Article 2 of the draft COP21 agreement:
“1.[All Parties [shall] regularly prepare, communicate [and implement] [intended] nationally determined [contributions][components] [on [mitigation] and adaptation] [undertakings in adaptation planning] [and means of implementation]”
This is just one sentence in the draft of the accord being negotiated in Le Bourget this week. Everything that is in parenthesis is in contention by a negotiator from a member country. “Shall” and “should” have different meanings – one is legally binding and the other simply a recommendation. As I understand it, there are now hundreds of lawyers combing through the document. Imminently, countries will make known the ideas on which they are willing to negotiate and those they are not. Each country gets time to speak in front of the negotiating parties, and these meetings are held behind closed doors.

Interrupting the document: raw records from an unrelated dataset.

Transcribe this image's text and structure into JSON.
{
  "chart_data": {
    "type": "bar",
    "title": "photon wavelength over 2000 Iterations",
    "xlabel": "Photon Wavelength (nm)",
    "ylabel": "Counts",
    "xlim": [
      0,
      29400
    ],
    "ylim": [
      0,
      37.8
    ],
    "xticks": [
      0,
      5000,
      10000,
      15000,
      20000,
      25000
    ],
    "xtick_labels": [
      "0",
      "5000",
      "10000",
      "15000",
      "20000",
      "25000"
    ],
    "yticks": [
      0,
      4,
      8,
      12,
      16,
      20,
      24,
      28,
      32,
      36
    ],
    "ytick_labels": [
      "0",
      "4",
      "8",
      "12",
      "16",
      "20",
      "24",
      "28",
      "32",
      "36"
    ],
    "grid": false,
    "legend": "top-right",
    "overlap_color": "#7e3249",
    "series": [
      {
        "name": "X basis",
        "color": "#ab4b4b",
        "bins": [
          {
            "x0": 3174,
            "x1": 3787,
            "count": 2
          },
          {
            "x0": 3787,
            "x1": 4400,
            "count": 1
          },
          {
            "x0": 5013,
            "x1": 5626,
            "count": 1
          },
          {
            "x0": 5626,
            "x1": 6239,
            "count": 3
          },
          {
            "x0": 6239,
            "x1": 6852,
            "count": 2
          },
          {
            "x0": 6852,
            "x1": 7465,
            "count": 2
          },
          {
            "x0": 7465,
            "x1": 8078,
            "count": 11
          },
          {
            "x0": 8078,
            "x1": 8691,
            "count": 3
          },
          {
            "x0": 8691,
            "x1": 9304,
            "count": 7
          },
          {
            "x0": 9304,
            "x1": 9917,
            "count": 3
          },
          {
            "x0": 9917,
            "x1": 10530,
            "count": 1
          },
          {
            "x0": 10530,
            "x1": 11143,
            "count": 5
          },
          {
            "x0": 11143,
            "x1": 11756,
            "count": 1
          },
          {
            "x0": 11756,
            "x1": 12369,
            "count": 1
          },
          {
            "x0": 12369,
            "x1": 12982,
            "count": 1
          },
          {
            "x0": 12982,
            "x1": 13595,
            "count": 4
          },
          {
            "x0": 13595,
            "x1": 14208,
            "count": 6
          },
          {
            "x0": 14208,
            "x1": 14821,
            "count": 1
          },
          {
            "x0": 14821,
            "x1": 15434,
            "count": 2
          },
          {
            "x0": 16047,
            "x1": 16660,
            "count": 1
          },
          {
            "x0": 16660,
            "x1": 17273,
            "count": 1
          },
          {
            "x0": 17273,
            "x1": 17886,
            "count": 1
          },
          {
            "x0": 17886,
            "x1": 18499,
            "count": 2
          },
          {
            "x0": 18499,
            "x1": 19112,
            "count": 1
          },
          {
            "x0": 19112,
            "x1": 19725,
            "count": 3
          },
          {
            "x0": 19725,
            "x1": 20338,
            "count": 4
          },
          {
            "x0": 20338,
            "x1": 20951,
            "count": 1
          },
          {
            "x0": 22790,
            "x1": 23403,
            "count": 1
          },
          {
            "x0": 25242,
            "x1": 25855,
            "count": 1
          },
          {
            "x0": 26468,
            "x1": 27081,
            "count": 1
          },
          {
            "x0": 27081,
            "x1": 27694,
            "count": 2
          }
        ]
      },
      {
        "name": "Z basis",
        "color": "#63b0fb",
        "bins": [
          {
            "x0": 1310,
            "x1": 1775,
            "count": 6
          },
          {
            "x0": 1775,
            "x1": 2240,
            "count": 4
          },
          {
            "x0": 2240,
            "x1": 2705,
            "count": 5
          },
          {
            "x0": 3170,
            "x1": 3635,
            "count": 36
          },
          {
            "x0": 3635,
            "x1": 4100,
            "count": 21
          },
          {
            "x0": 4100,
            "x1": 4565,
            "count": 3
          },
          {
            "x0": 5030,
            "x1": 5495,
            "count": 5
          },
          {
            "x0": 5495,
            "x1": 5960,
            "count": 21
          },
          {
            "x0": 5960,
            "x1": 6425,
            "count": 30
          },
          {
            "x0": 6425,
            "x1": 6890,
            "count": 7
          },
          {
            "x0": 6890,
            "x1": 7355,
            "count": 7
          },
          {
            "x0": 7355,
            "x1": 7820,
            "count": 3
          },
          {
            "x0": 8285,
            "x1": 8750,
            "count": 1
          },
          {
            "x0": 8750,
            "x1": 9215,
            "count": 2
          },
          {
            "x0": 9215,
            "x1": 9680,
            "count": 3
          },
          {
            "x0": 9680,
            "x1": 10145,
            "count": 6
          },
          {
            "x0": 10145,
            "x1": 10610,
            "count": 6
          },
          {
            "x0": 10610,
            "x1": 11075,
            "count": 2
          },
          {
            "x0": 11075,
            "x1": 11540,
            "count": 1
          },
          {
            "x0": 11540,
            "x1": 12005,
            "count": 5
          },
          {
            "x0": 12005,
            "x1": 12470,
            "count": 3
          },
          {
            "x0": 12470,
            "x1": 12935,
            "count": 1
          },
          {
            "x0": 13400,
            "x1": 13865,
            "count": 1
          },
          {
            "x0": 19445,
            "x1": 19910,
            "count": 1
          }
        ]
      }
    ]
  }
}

There seems to be a public and a private side to the “blue zone” at COP21, with most negotiating action happening behind closed doors. There is a security guard outside of each meeting room checking for appropriate credentials. The halls of the meeting room area have a quiet seriousness that is far different from the high energy found elsewhere. Away from the private rooms are the country exhibit areas. Negotiators can be seen working and relaxing in these areas. The press is everywhere, but also has a large central base in the midst of it all. People from 194 countries are going about the business of our climate future in every part of the huge complex.